Tuesday blog…

I am substitute teaching for the third day today, Tuesday. The parochial vicar is away and I am teaching liturgy and the liturgical year to 8th graders. It’s hard to keep other items straight in my head. I sent the kids home Friday with orders to find out who their birthday patron saint was since not one of them knew. I discovered this by asking how their patron saints fit into the seasons of the liturgical calendar. Now, granted, they could figure that out because it’s their birthday, but the sudden blankness of faces led to the discussion and homework assignment about saints on their birthdays.
We also gave some consideration as to how the Council of Nicaea set the date of Easter, tying it to the vernal equinox. After a thousand years, the Julian calendar plus the hole in the wall in the Vatican, that showed when the vernal equinox actually was, were out of sync by nine or ten days. The hook here was that the Church is serious about the liturgical calendar and year.
I don’t remember when I learned about the calendar troubles though it was before the 8th grade. I do remember learning that George Washington was born under the old calendar, and then the English adopted the Gregorian calendar in 1750, thus moving his birthday from February 11 to February 22. The Catholics adopted the new calendar in 1580 under Pope Gregory XIII , moving from October 4 to October 15 overnight. These kids don’t seem to have learned about the calendar at all.

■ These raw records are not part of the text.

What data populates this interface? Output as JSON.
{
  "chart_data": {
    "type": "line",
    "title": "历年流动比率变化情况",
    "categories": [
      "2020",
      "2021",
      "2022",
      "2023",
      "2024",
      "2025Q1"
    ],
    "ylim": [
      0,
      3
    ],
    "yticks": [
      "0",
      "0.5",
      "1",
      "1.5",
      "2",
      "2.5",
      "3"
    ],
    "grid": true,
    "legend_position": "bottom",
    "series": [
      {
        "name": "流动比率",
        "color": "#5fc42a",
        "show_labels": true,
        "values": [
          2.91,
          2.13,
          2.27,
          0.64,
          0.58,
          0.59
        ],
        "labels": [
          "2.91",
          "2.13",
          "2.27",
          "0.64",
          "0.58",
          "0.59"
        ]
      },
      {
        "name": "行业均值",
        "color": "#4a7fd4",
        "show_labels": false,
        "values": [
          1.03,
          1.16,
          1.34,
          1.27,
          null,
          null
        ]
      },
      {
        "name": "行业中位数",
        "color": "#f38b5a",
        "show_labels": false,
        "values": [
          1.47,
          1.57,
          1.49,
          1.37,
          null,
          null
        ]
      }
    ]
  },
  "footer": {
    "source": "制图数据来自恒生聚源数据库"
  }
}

But then, they might just be keeping quiet because if they admitted they knew something, I might ask more!
Two interesting facts about calendars: 1) The Russian Orthodox Church did not adopt the new calendar, and 2) some of the Ukrainian Orthodox celebrated Christmas this year on December 25, rather than January 6. That caused me to question what was actually going on. I thought that the Orthodox celebrated “Christmas” on January 6 because they were celebrating it on Epiphany, because that’s when the kings came. Now I’m wondering if the calendar collision caused someone, somewhere, to see December 25 on their calendar, when we see January 6. Not sure how to check up on that… That is, I know that the Julian and Gregorian calendars are currently about 13 days apart, and they were twelve days apart for a really long time.
We studied the Prayers of the Divine Office on Monday along with continuing the calendar discussion. We planned to visit the church Tuesday, which today.
And it is raining. So that’s not happening…
I’m going to put up Father Roger Boscovich, who was the diplomat who went around trying to convince the Germans and English to adopt the new calendar, which they finally did, as mentioned above. (From the 1908 Catholic Encyclopedia and me …) Father Boscovich was a mathematician, astronomer and priest. He was born in Ragusa (which I think is Croatia? But I don’t have time to check) in 1711 and died in Milan in 1787. He was involved in all the scientific endeavors of his day including the determination of the shape of the earth, thinking about gravity, and the orbit of comets. He was also an important papal advisor on engineering question. He mapped the Papal States. He was instrumental in getting Copernicus off the Index of Books. He was a Jesuit and/but the Jesuits were suppressed at this time. He himself was highly respected.

Rabbit hole also: because I promised my children this link.
https://theridersofskaith.wordpress.com/2024/01/02/midjourney-star-wars-as-samurai/ AI drawing site doing a cross between Star Wars and Japanese samurai… Princess Leia is pretty amazing.

I got to it through Caroline Furlong’s blog, but the link goes directly to another site.

3 thoughts on “Tuesday blog…

  1. I thought I remembered a book called the Light in the Church that went through all these events but I must have mis-remembered because Amazon never heard of it. Still. Maybe it exists?